Just watched episode 4. I'm liking it so far. I'm very nitpicky at times when it comes to movies and TV shows but I'm also willing to suspend disbelief and ignore the various stuff that makes no sense to me in TV and movies.
I'm just wondering what it is with the military taking away anyone with any sort of medical issues. Being a drug addict is neither the kind of issue the military are worried about providing medical care for when the shit has truly hit the fan in the worst way possible and there's also no relationship between having an opiate addiction and being a danger as a potential future zombie. It's not like he had the flu or another infection which has initial symptoms similar to the infection that causes people to turn into zombies. What gives?

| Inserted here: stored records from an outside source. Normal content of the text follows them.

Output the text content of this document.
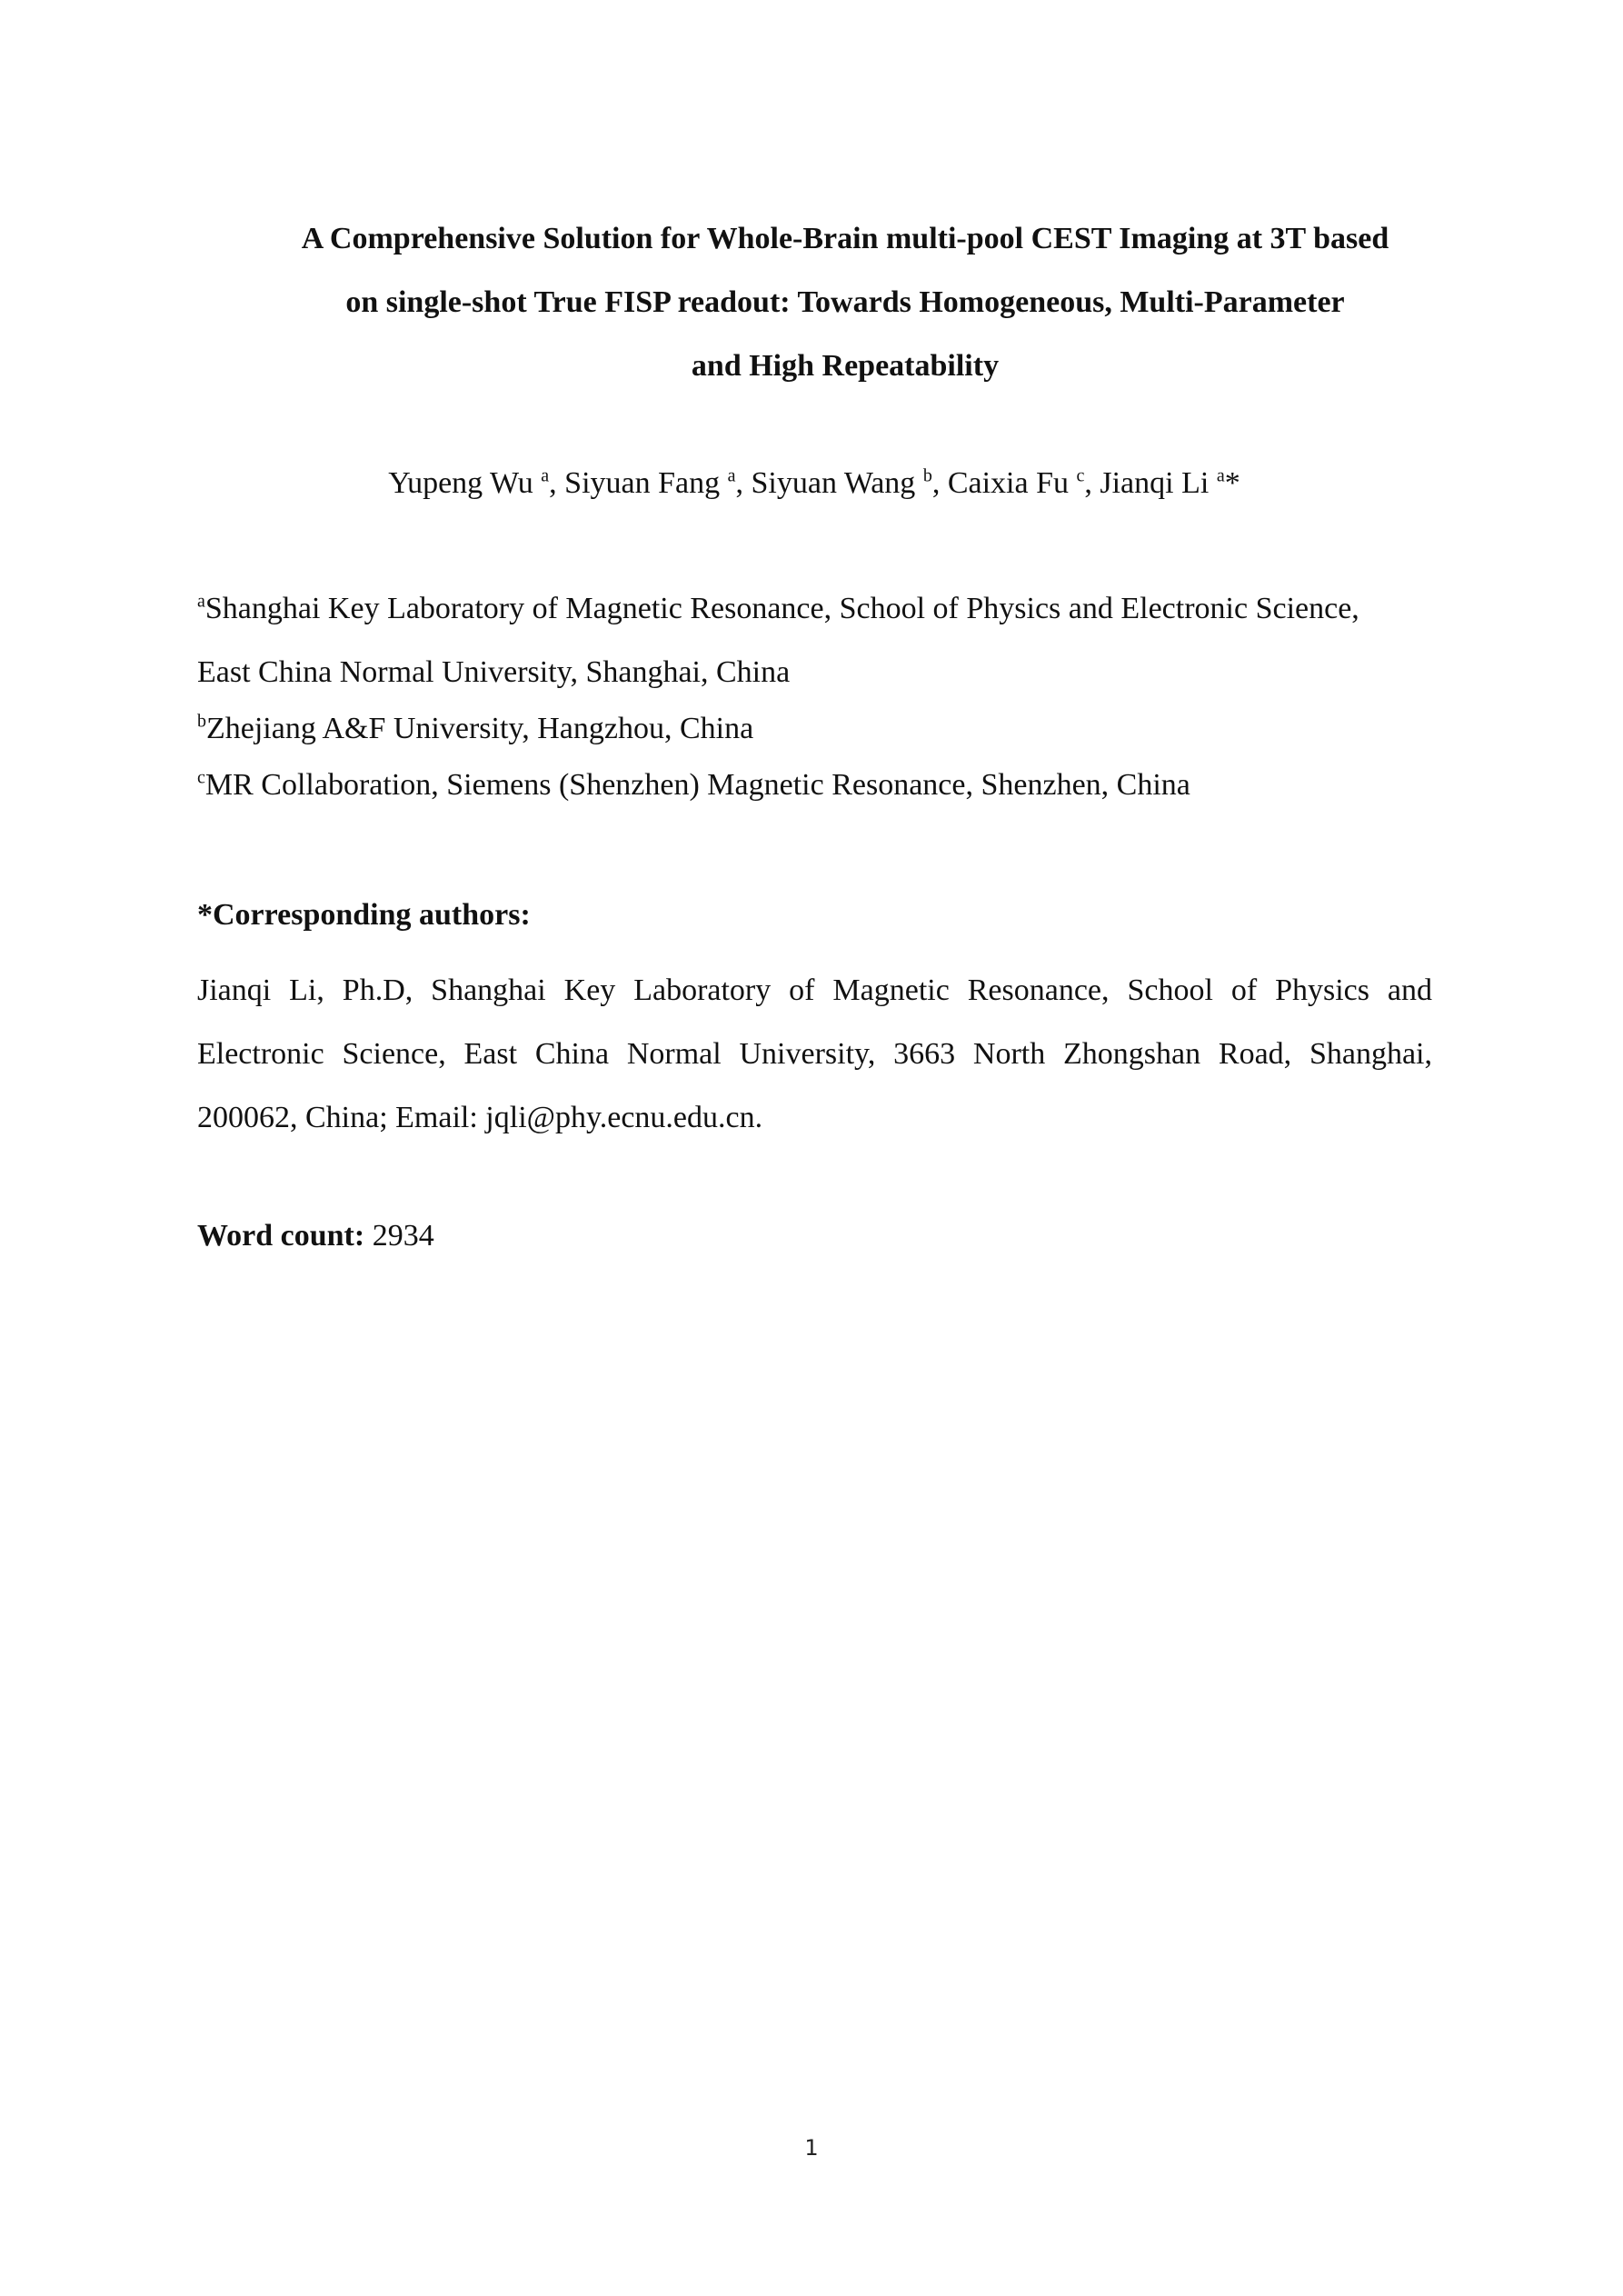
A Comprehensive Solution for Whole-Brain multi-pool CEST Imaging at 3T based
on single-shot True FISP readout: Towards Homogeneous, Multi-Parameter
and High Repeatability
Yupeng Wu $^a$, Siyuan Fang $^a$, Siyuan Wang $^b$, Caixia Fu $^c$, Jianqi Li $^a$*
$^a$Shanghai Key Laboratory of Magnetic Resonance, School of Physics and Electronic Science,
East China Normal University, Shanghai, China
$^b$Zhejiang A&F University, Hangzhou, China
$^c$MR Collaboration, Siemens (Shenzhen) Magnetic Resonance, Shenzhen, China
*Corresponding authors:
Jianqi Li, Ph.D, Shanghai Key Laboratory of Magnetic Resonance, School of Physics and
Electronic Science, East China Normal University, 3663 North Zhongshan Road, Shanghai,
200062, China; Email: jqli@phy.ecnu.edu.cn.
Word count: 2934
1
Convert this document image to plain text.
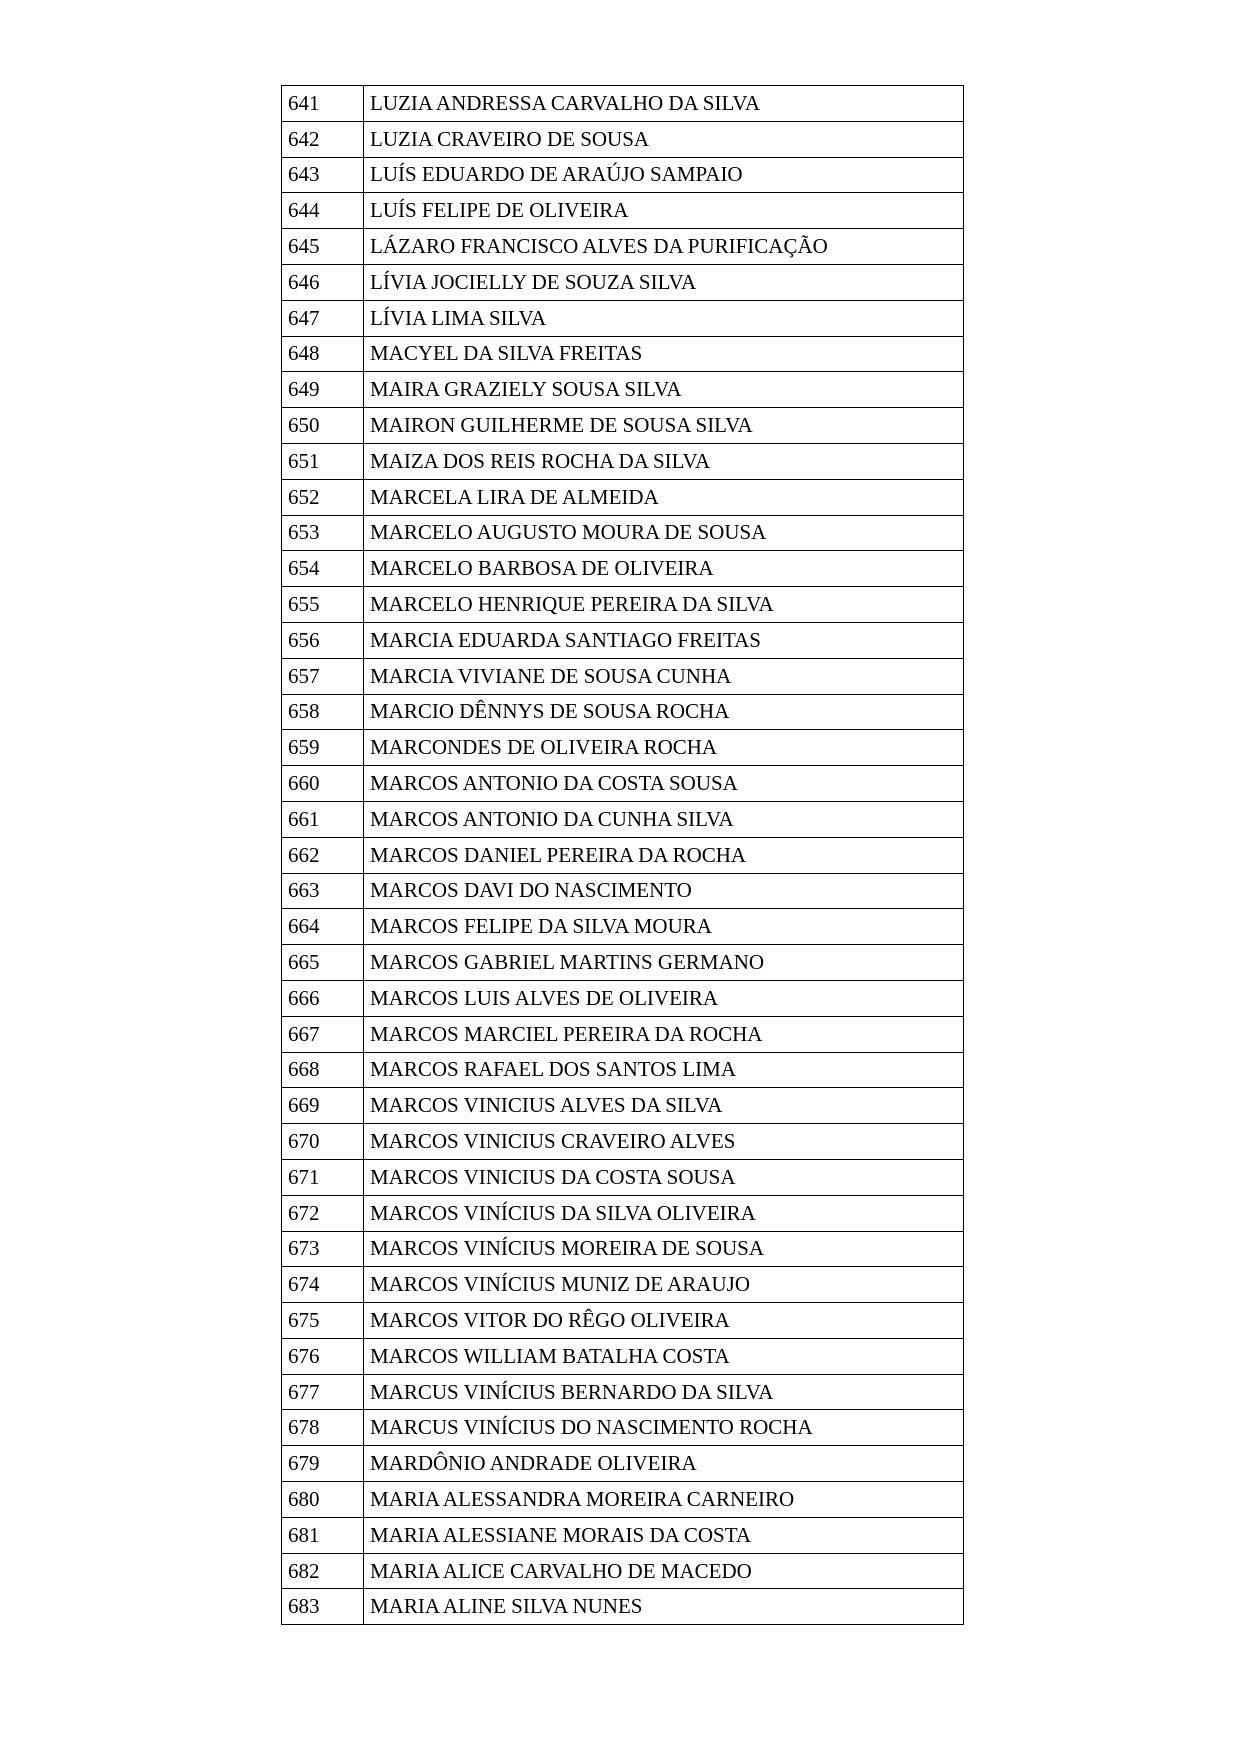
641	LUZIA ANDRESSA CARVALHO DA SILVA
642	LUZIA CRAVEIRO DE SOUSA
643	LUÍS EDUARDO DE ARAÚJO SAMPAIO
644	LUÍS FELIPE DE OLIVEIRA
645	LÁZARO FRANCISCO ALVES DA PURIFICAÇÃO
646	LÍVIA JOCIELLY DE SOUZA SILVA
647	LÍVIA LIMA SILVA
648	MACYEL DA SILVA FREITAS
649	MAIRA GRAZIELY SOUSA SILVA
650	MAIRON GUILHERME DE SOUSA SILVA
651	MAIZA DOS REIS ROCHA DA SILVA
652	MARCELA LIRA DE ALMEIDA
653	MARCELO AUGUSTO MOURA DE SOUSA
654	MARCELO BARBOSA DE OLIVEIRA
655	MARCELO HENRIQUE PEREIRA DA SILVA
656	MARCIA EDUARDA SANTIAGO FREITAS
657	MARCIA VIVIANE DE SOUSA CUNHA
658	MARCIO DÊNNYS DE SOUSA ROCHA
659	MARCONDES DE OLIVEIRA ROCHA
660	MARCOS ANTONIO DA COSTA SOUSA
661	MARCOS ANTONIO DA CUNHA SILVA
662	MARCOS DANIEL PEREIRA DA ROCHA
663	MARCOS DAVI DO NASCIMENTO
664	MARCOS FELIPE DA SILVA MOURA
665	MARCOS GABRIEL MARTINS GERMANO
666	MARCOS LUIS ALVES DE OLIVEIRA
667	MARCOS MARCIEL PEREIRA DA ROCHA
668	MARCOS RAFAEL DOS SANTOS LIMA
669	MARCOS VINICIUS ALVES DA SILVA
670	MARCOS VINICIUS CRAVEIRO ALVES
671	MARCOS VINICIUS DA COSTA SOUSA
672	MARCOS VINÍCIUS DA SILVA OLIVEIRA
673	MARCOS VINÍCIUS MOREIRA DE SOUSA
674	MARCOS VINÍCIUS MUNIZ DE ARAUJO
675	MARCOS VITOR DO RÊGO OLIVEIRA
676	MARCOS WILLIAM BATALHA COSTA
677	MARCUS VINÍCIUS BERNARDO DA SILVA
678	MARCUS VINÍCIUS DO NASCIMENTO ROCHA
679	MARDÔNIO ANDRADE OLIVEIRA
680	MARIA ALESSANDRA MOREIRA CARNEIRO
681	MARIA ALESSIANE MORAIS DA COSTA
682	MARIA ALICE CARVALHO DE MACEDO
683	MARIA ALINE SILVA NUNES
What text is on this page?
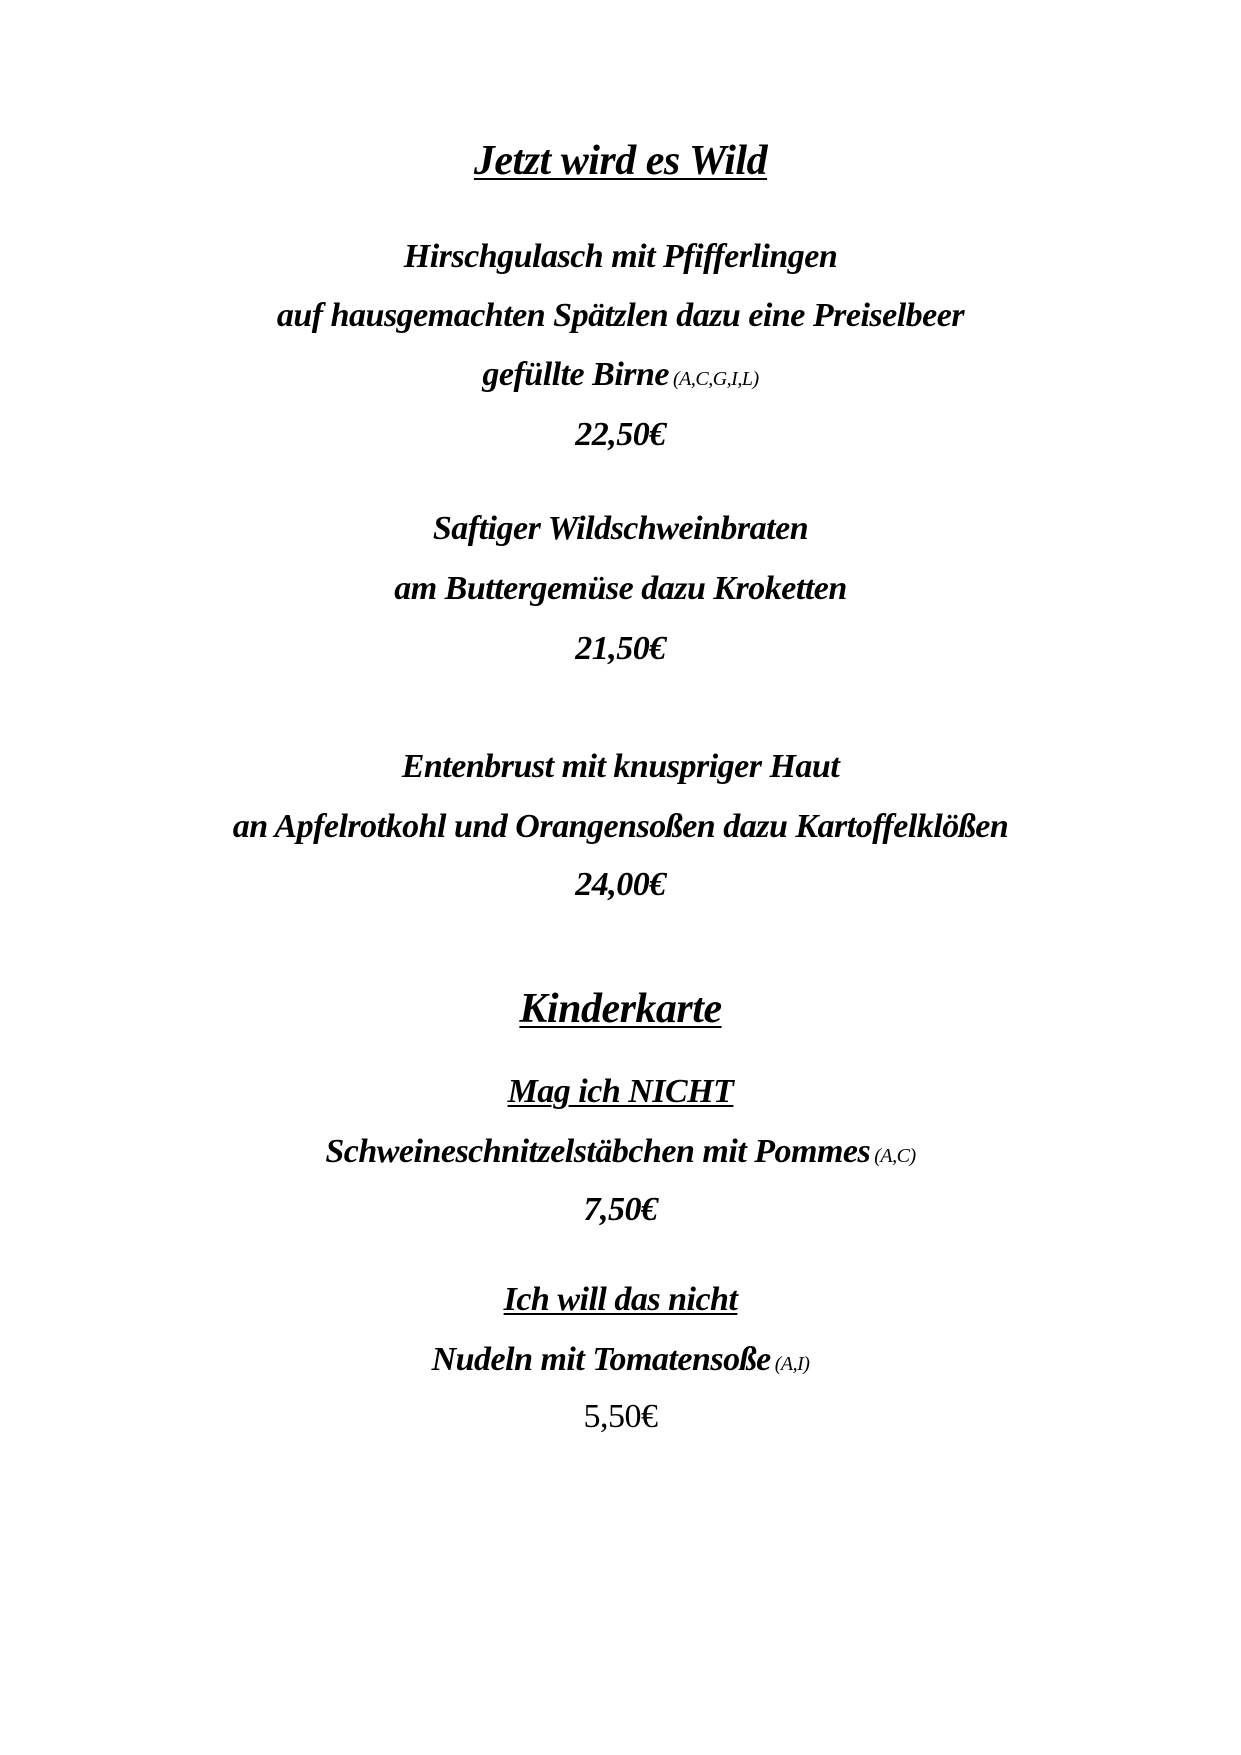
Jetzt wird es Wild
Hirschgulasch mit Pfifferlingen
auf hausgemachten Spätzlen dazu eine Preiselbeer
gefüllte Birne (A,C,G,I,L)
22,50€
Saftiger Wildschweinbraten
am Buttergemüse dazu Kroketten
21,50€
Entenbrust mit knuspriger Haut
an Apfelrotkohl und Orangensoßen dazu Kartoffelklößen
24,00€
Kinderkarte
Mag ich NICHT
Schweineschnitzelstäbchen mit Pommes (A,C)
7,50€
Ich will das nicht
Nudeln mit Tomatensoße (A,I)
5,50€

There's an interesting idea to be explored whereby the national guard are ordered to by overly heavy handed and round up anyone with medical symptoms that could potentially be caused by the zombie virus and thus start rounding up people with otherwise harmless infections and start interring them or even worse, eradicating them. But what would be the motivation in such extreme times for rounding up opiate addicts? Are they really interested in providing drug rehab to them are or they so misguided that they're just rounding up and dealing harshly with anyone who might have reason to visit a doctor? I don't get where this is going but I hope to be proven wrong and it will make sense before the season is out...
Yeah, it isn't making a whole lot of sense at this point. I was wondering if maybe they were trying to just get rid of all the sick and infirm, but in a eugenics type of endeavor. But you're probably right.
And why did Kim Dickens' character bother to go outside the fence on her little excursion? It's just not something a rational person would do. I guess they're trying to show that the government and/or military is just as dangerous as the zombies or something---that with the help of the outbreak the worst fears of paranoid conservatives who've been ranting about secret FEMA camps all these years has come to pass?
And why would the commander--who should be a captain and not a lieutenant (getting stuff like that wrong drives me nuts) be such an asshole? It's a worn out stereotype and irritates more than it entertains.
Overall the show has been really uneven, but still worth watching. Plus I think Kim Dickens is super hot.